ソファーに座ってグラスにも手をかけずに不躾な質問を投げかける。
小笠原はいつもと変わらない笑顔を向けて、グラスに氷を落としていく。

「あたしが!!」

「いいんだよ。だいぶん疲れているみたいだ。
お水でも飲んだ方がいい……」

カランと涼しい音を立てて、氷がまたひとつグラスへと滑り落ちていく。
小笠原が思い出したように小さく笑う。

「あの頃と同じ事を言うもんだから」

「え?」

「どうしてわたしを指名してくれたんですか?って。
初めて僕が君をシーズンズで指名した時と同じ事を1番に言うもんだから、おかしくって
やっぱりさくらちゃんは面白い。
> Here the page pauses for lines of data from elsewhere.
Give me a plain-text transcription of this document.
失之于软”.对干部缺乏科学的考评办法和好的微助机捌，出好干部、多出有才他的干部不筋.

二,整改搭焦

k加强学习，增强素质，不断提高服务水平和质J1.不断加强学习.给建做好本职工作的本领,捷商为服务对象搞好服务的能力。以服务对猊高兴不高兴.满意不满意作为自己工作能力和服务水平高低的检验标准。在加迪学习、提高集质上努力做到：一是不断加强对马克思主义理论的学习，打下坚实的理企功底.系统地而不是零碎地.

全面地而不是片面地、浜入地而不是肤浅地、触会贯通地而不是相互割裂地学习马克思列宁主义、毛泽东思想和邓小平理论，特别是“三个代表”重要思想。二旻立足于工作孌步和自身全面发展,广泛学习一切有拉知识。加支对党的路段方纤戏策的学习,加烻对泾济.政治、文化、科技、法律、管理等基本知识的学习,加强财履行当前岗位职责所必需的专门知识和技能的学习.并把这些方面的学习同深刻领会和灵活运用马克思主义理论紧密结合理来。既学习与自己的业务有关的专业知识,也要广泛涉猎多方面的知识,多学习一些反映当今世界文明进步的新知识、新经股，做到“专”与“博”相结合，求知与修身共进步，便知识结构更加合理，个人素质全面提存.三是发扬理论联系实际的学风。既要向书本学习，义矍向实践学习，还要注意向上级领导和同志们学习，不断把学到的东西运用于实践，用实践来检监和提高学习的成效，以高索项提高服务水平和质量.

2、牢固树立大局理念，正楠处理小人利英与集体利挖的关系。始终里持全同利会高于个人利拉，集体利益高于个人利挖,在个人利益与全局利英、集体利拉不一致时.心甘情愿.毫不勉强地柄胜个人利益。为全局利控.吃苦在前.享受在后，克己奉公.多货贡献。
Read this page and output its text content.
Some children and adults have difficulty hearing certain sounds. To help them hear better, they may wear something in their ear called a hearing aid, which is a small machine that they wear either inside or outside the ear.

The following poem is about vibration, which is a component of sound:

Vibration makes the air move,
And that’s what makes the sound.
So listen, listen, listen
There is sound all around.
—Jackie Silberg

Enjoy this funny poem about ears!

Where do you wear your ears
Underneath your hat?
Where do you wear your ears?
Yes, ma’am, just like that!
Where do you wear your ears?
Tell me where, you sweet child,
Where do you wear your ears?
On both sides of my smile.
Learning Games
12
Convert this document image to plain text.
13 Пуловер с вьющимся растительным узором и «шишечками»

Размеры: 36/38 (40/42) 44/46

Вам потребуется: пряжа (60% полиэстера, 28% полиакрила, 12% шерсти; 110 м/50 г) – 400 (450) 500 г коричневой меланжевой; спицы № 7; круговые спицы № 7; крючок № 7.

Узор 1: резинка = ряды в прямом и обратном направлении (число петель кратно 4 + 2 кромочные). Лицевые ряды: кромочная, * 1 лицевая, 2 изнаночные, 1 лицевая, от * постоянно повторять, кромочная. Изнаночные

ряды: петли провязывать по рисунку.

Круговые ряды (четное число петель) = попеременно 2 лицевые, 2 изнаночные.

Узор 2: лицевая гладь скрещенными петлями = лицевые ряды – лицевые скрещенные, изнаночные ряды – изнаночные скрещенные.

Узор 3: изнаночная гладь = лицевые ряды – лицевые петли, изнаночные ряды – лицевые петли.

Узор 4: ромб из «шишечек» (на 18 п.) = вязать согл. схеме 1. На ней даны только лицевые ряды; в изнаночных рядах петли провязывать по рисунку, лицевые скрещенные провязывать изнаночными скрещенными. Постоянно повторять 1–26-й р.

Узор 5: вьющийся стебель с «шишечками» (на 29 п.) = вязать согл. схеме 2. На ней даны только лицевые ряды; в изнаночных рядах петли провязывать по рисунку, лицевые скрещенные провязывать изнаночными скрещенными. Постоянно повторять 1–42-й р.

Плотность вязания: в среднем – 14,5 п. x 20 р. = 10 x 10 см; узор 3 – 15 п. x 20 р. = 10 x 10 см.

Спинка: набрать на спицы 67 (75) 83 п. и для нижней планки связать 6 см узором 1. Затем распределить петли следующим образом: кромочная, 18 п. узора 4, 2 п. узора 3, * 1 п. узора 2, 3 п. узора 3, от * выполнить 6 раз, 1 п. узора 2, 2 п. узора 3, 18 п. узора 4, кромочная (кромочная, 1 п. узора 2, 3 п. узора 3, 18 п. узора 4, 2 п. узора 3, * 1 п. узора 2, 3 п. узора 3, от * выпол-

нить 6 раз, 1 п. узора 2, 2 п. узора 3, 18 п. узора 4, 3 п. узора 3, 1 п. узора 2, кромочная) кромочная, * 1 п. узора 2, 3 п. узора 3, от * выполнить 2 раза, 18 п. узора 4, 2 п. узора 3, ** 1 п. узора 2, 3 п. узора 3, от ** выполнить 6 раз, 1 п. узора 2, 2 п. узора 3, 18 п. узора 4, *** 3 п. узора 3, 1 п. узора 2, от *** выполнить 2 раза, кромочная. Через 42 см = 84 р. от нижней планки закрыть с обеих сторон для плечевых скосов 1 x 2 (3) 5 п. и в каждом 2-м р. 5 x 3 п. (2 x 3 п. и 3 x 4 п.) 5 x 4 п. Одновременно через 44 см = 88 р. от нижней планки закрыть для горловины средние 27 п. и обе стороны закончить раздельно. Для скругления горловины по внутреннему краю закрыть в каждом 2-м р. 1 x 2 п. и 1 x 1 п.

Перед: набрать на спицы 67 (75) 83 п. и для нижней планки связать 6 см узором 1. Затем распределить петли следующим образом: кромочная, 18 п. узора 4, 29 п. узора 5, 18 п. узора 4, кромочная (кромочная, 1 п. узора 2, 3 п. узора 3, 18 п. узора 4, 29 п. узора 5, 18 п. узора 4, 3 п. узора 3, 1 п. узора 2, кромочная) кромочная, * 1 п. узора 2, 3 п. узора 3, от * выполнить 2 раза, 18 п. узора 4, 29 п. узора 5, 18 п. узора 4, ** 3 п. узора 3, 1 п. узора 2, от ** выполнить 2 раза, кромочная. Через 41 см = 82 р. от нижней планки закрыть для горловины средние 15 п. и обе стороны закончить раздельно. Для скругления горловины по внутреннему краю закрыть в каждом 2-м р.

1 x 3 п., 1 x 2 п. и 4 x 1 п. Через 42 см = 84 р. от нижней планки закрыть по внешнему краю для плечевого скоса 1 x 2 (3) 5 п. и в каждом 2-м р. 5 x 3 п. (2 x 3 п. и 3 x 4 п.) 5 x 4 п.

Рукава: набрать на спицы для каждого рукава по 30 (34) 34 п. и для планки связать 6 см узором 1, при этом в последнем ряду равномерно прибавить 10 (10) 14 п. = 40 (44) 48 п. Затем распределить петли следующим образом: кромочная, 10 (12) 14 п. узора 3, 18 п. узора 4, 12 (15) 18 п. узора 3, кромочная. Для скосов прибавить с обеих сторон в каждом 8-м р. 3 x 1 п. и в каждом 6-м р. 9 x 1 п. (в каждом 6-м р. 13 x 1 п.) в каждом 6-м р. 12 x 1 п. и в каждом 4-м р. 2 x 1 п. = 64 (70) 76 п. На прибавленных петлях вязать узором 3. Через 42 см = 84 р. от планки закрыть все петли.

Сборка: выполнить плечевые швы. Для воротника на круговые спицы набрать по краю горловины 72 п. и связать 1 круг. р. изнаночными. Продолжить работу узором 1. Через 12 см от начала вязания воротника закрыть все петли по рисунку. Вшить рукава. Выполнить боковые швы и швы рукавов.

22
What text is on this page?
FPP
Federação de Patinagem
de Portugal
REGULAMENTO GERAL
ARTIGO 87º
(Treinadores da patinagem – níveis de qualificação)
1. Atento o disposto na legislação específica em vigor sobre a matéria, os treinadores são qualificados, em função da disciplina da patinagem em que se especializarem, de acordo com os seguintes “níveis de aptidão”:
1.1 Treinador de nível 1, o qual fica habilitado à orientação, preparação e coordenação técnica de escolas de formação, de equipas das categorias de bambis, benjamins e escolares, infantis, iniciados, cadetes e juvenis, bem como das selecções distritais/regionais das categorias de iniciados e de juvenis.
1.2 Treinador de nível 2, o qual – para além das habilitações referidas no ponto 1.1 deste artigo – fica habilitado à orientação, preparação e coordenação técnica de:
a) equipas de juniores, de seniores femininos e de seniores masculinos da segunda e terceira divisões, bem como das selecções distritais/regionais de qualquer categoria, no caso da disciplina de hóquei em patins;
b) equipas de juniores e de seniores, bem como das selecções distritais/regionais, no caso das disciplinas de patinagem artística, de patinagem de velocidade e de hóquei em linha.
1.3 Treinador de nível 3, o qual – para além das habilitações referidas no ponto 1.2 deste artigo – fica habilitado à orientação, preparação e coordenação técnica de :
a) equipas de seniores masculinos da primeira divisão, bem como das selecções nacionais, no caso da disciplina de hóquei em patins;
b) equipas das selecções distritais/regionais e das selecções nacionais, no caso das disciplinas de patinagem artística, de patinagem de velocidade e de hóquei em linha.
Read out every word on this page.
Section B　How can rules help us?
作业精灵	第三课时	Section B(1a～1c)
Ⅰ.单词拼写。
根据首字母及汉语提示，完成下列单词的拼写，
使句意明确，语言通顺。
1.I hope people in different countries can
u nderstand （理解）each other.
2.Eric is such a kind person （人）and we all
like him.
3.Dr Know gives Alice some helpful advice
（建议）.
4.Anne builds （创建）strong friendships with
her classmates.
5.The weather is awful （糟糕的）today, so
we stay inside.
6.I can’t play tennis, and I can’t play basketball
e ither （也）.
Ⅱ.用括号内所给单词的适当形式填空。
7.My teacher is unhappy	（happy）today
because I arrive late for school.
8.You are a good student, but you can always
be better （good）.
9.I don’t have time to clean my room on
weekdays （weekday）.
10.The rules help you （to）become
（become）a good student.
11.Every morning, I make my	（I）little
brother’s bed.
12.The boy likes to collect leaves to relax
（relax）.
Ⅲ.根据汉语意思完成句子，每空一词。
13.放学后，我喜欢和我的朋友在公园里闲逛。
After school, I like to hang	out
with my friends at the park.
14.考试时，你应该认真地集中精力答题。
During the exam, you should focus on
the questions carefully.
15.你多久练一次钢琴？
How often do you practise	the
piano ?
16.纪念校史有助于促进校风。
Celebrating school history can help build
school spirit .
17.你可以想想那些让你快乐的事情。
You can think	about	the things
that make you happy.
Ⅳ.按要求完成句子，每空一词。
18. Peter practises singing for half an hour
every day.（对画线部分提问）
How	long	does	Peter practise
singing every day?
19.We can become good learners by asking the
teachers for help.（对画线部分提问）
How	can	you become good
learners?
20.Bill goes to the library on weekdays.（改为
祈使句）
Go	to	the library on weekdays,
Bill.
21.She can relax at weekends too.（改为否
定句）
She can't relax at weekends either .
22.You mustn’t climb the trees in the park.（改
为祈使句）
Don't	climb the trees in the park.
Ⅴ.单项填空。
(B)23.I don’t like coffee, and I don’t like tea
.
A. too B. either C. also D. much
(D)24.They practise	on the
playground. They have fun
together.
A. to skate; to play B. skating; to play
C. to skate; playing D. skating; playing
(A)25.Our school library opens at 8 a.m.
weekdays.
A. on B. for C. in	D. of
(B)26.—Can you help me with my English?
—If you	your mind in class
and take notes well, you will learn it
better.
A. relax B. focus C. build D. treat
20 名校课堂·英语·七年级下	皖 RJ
けれどそこがいい」

「褒められてるのか微妙なのですが……」

「まるでさっきの君は僕を見つけてから絶望した顔ばかりしていたよ。
思っている事が全部顔に出てしまっているんだよ。きっとこう思ったんだろう。ゆりを指名しに来たって」

「それは…」

「それとは逆に、ゆりは僕を見つけてすぐに駆け寄ってきた。自分を指名しに来てくれたって。